In diesem Artikel erfährst du von Ihr, wie aus ungewöhnlichen Wegen, persönlichen Gesprächen und Begegnungen Umsatz entsteht. Wie man mit Ablehnung umgeht und sich davor schützt. Warum man als Künstler Übersetzung und Unterstützung leistet darf. Und was Sibylles Marketing mit dem Hausmeister zu tun hat.

 

Sabine: Sibylle, ich freue mich so sehr, dass du hier den Auftakt zu meinen Künstler-Gesprächen machst!

Sibylle: Das ist eine wunderbare Anfrage. Ich bin begeistert und freue mich über die Ehre den Start machen zu dürfen.


Als Webdesignerin interessiert mich gleich zu Anfang dein sehr professioneller Webauftritt. Hast du dir den selber erstellt?

Nein, ich habe das noch nie selber gemacht. Ich befüttere aber meine Homepage schon immer selbst. Und wenn ich irgendwo nicht weiter weiß, hilft mir die Agentur, die mir die Website auch konzipiert und erstellt hat.

Warum hast du das an eine Agentur gegeben?

Ich schätze die Kompetenz meiner Mitmenschen. Daher ist es für mich wichtig meine Website, in dem mir möglichen finanziellen Rahmen, von einer Webagentur ausführen zu lassen. Es gibt so viele Tätigkeiten in meinem Alltag, die nur ich selbst ausführen kann. Meine Website lasse ich ausführen. Und Zusammenarbeit ist für mich kostbar.


Du bist ja im Unternehmernetzwerk BNI mit dabei … was eher unkonventionell für einen Künstler ist.

Genau. Mich hatte damals mein Autohändler gefragt wie ich meine Kunst vermarkte, und ob er mich mal zum BNI einladen dürfe. Ich sagte zu, ging hin und das war so wie „ich bin in einem ganz spannenden, interessanten, energiereichen Umfeld“. Das hat mich einfach spontan überzeugt, und ich entschied mich dafür, ein Jahr lang mitzumachen.

Jetzt bin ich schon im fünften Jahr dabei, das hat sich durch die Kontakte, die Gespräche so entwickelt.

Ich habe das gar nicht an erster Stelle unter der Prämisse „mehr Umsatz“ gesehen, sondern es war für mich einfach anregend!

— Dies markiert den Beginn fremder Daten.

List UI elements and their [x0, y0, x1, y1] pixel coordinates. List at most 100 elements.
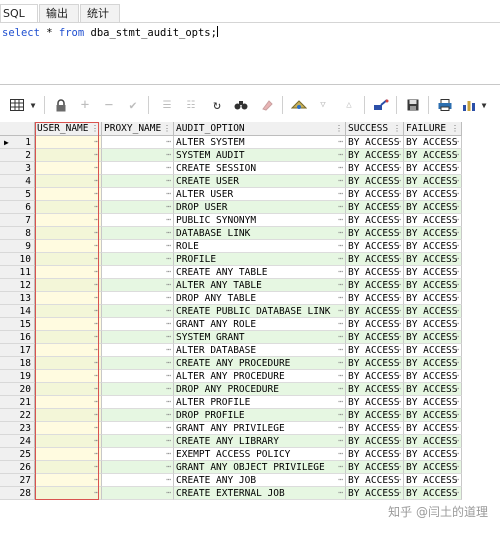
- cell-editor-ellipsis-icon[interactable]: ⋯: [396, 396, 401, 408]
- cell-editor-ellipsis-icon[interactable]: ⋯: [454, 383, 459, 395]
- cell-success[interactable]: BY ACCESS ⋯: [346, 188, 404, 201]
- cell-editor-ellipsis-icon[interactable]: ⋯: [338, 344, 343, 356]
- cell-editor-ellipsis-icon[interactable]: ⋯: [454, 344, 459, 356]
- cell-editor-ellipsis-icon[interactable]: ⋯: [166, 318, 171, 330]
- save-icon[interactable]: [404, 96, 422, 114]
- cell-success[interactable]: BY ACCESS ⋯: [346, 318, 404, 331]
- cell-proxy-name[interactable]: ⋯: [102, 201, 174, 214]
- cell-success[interactable]: BY ACCESS ⋯: [346, 214, 404, 227]
- cell-editor-ellipsis-icon[interactable]: ⋯: [454, 201, 459, 213]
- cell-editor-ellipsis-icon[interactable]: ⋯: [166, 396, 171, 408]
- cell-editor-ellipsis-icon[interactable]: ⋯: [454, 409, 459, 421]
- cell-audit-option[interactable]: GRANT ANY OBJECT PRIVILEGE ⋯: [174, 461, 346, 474]
- cell-editor-ellipsis-icon[interactable]: ⋯: [396, 318, 401, 330]
- cell-success[interactable]: BY ACCESS ⋯: [346, 227, 404, 240]
- cell-editor-ellipsis-icon[interactable]: ⋯: [396, 305, 401, 317]
- cell-user-name[interactable]: ⋯: [35, 435, 102, 448]
- cell-failure[interactable]: BY ACCESS ⋯: [404, 175, 462, 188]
- cell-failure[interactable]: BY ACCESS ⋯: [404, 136, 462, 149]
- row-header[interactable]: 21: [0, 396, 35, 409]
- cell-failure[interactable]: BY ACCESS ⋯: [404, 357, 462, 370]
- cell-editor-ellipsis-icon[interactable]: ⋯: [396, 422, 401, 434]
- editor-splitter[interactable]: [0, 84, 500, 85]
- cell-editor-ellipsis-icon[interactable]: ⋯: [396, 136, 401, 148]
- cell-proxy-name[interactable]: ⋯: [102, 357, 174, 370]
- cell-success[interactable]: BY ACCESS ⋯: [346, 344, 404, 357]
- cell-editor-ellipsis-icon[interactable]: ⋯: [396, 162, 401, 174]
- row-header[interactable]: 28: [0, 487, 35, 500]
- cell-editor-ellipsis-icon[interactable]: ⋯: [338, 292, 343, 304]
- cell-editor-ellipsis-icon[interactable]: ⋯: [94, 448, 99, 460]
- cell-editor-ellipsis-icon[interactable]: ⋯: [94, 175, 99, 187]
- cell-success[interactable]: BY ACCESS ⋯: [346, 175, 404, 188]
- cell-success[interactable]: BY ACCESS ⋯: [346, 149, 404, 162]
- cell-editor-ellipsis-icon[interactable]: ⋯: [396, 279, 401, 291]
- cell-audit-option[interactable]: GRANT ANY PRIVILEGE ⋯: [174, 422, 346, 435]
- cell-success[interactable]: BY ACCESS ⋯: [346, 201, 404, 214]
- cell-editor-ellipsis-icon[interactable]: ⋯: [338, 396, 343, 408]
- cell-editor-ellipsis-icon[interactable]: ⋯: [338, 305, 343, 317]
- cell-success[interactable]: BY ACCESS ⋯: [346, 266, 404, 279]
- cell-editor-ellipsis-icon[interactable]: ⋯: [166, 227, 171, 239]
- cell-success[interactable]: BY ACCESS ⋯: [346, 448, 404, 461]
- cell-editor-ellipsis-icon[interactable]: ⋯: [396, 292, 401, 304]
- cell-editor-ellipsis-icon[interactable]: ⋯: [396, 214, 401, 226]
- cell-user-name[interactable]: ⋯: [35, 357, 102, 370]
- cell-editor-ellipsis-icon[interactable]: ⋯: [94, 474, 99, 486]
- cell-editor-ellipsis-icon[interactable]: ⋯: [396, 201, 401, 213]
- cell-editor-ellipsis-icon[interactable]: ⋯: [94, 266, 99, 278]
- cell-success[interactable]: BY ACCESS ⋯: [346, 136, 404, 149]
- cell-failure[interactable]: BY ACCESS ⋯: [404, 344, 462, 357]
- tab-output[interactable]: 输出: [39, 4, 79, 22]
- cell-editor-ellipsis-icon[interactable]: ⋯: [338, 448, 343, 460]
- column-header-failure[interactable]: FAILURE ⋮: [404, 122, 462, 136]
- row-header[interactable]: ▶ 1: [0, 136, 35, 149]
- cell-editor-ellipsis-icon[interactable]: ⋯: [338, 422, 343, 434]
- cell-audit-option[interactable]: EXEMPT ACCESS POLICY ⋯: [174, 448, 346, 461]
- cell-success[interactable]: BY ACCESS ⋯: [346, 292, 404, 305]
- cell-success[interactable]: BY ACCESS ⋯: [346, 435, 404, 448]
- cell-editor-ellipsis-icon[interactable]: ⋯: [338, 487, 343, 499]
- cell-proxy-name[interactable]: ⋯: [102, 370, 174, 383]
- cell-proxy-name[interactable]: ⋯: [102, 149, 174, 162]
- cell-editor-ellipsis-icon[interactable]: ⋯: [166, 188, 171, 200]
- row-header[interactable]: 25: [0, 448, 35, 461]
- cell-editor-ellipsis-icon[interactable]: ⋯: [338, 383, 343, 395]
- cell-editor-ellipsis-icon[interactable]: ⋯: [166, 292, 171, 304]
- cell-failure[interactable]: BY ACCESS ⋯: [404, 279, 462, 292]
- column-header-user-name[interactable]: USER_NAME ⋮: [35, 122, 102, 136]
- cell-success[interactable]: BY ACCESS ⋯: [346, 331, 404, 344]
- row-header[interactable]: 7: [0, 214, 35, 227]
- cell-proxy-name[interactable]: ⋯: [102, 279, 174, 292]
- chart-dropdown-icon[interactable]: ▼: [478, 96, 490, 114]
- cell-editor-ellipsis-icon[interactable]: ⋯: [454, 318, 459, 330]
- cell-audit-option[interactable]: PUBLIC SYNONYM ⋯: [174, 214, 346, 227]
- cell-editor-ellipsis-icon[interactable]: ⋯: [454, 188, 459, 200]
- cell-editor-ellipsis-icon[interactable]: ⋯: [396, 461, 401, 473]
- cell-editor-ellipsis-icon[interactable]: ⋯: [396, 487, 401, 499]
- cell-audit-option[interactable]: SYSTEM GRANT ⋯: [174, 331, 346, 344]
- cell-user-name[interactable]: ⋯: [35, 331, 102, 344]
- cell-proxy-name[interactable]: ⋯: [102, 448, 174, 461]
- cell-editor-ellipsis-icon[interactable]: ⋯: [166, 253, 171, 265]
- delete-record-icon[interactable]: −: [100, 96, 118, 114]
- next-page-icon[interactable]: ▽: [314, 96, 332, 114]
- cell-proxy-name[interactable]: ⋯: [102, 305, 174, 318]
- cell-failure[interactable]: BY ACCESS ⋯: [404, 370, 462, 383]
- cell-editor-ellipsis-icon[interactable]: ⋯: [338, 266, 343, 278]
- cell-editor-ellipsis-icon[interactable]: ⋯: [338, 253, 343, 265]
- cell-proxy-name[interactable]: ⋯: [102, 227, 174, 240]
- cell-editor-ellipsis-icon[interactable]: ⋯: [338, 331, 343, 343]
- cell-editor-ellipsis-icon[interactable]: ⋯: [454, 422, 459, 434]
- row-header[interactable]: 19: [0, 370, 35, 383]
- cell-proxy-name[interactable]: ⋯: [102, 396, 174, 409]
- sql-editor[interactable]: select * from dba_stmt_audit_opts;: [0, 23, 500, 83]
- cell-editor-ellipsis-icon[interactable]: ⋯: [454, 487, 459, 499]
- cell-editor-ellipsis-icon[interactable]: ⋯: [94, 136, 99, 148]
- cell-editor-ellipsis-icon[interactable]: ⋯: [94, 201, 99, 213]
- cell-proxy-name[interactable]: ⋯: [102, 344, 174, 357]
- cell-user-name[interactable]: ⋯: [35, 201, 102, 214]
- cell-editor-ellipsis-icon[interactable]: ⋯: [338, 474, 343, 486]
- cell-success[interactable]: BY ACCESS ⋯: [346, 474, 404, 487]
- cell-editor-ellipsis-icon[interactable]: ⋯: [454, 162, 459, 174]
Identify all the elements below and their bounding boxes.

Und dann hat sich natürlich auch Umsatz ergeben. Aber nicht so mit Dollarzeichen in den Augen, …eher in dem ich einfach mit Menschen in Kontakt gekommen bin, und das meine ich ganz grundsätzlich: persönliche Gespräche und Begegnungen sind das, woraus neue Dinge entstehen können.

Das erlebe ich beinahe immer, oder auch täglich, wenn ich an jemanden heran trete.


Ich hatte letztes Jahr so einen AHA-Moment: Es geht gar nicht darum, den nächsten Auftrag zu angeln. Sondern es geht eigentlich darum, sich bekannt und bekannter zu machen, sich authentisch zu zeigen und Beziehungen zu knüpfen. Und zwar auf die Art und Weise wie es für einen selber passt und vor allem Freude macht.

Ich wurde ja auch mal vom BNI angesprochen, im Rahmen meiner Teppich-Zeit, und bin auch hingegangen. Für mich war das aber gar nichts. Da muss also jeder für sich seinen Weg finden, wie er am besten nach aussen tritt.

Ja oder einfach als aufmerksamer natürlicher Zeitgenosse unterwegs zu sein.


Wenn man als Künstler unterwegs ist, identifiziert man sich ja sehr mit seiner Kunst. Es ist sehr persönlich. Wie ist das für dich, wenn du als Künstlerin Marketing machst? Du kannst ja auch auf Ablehnung stoßen.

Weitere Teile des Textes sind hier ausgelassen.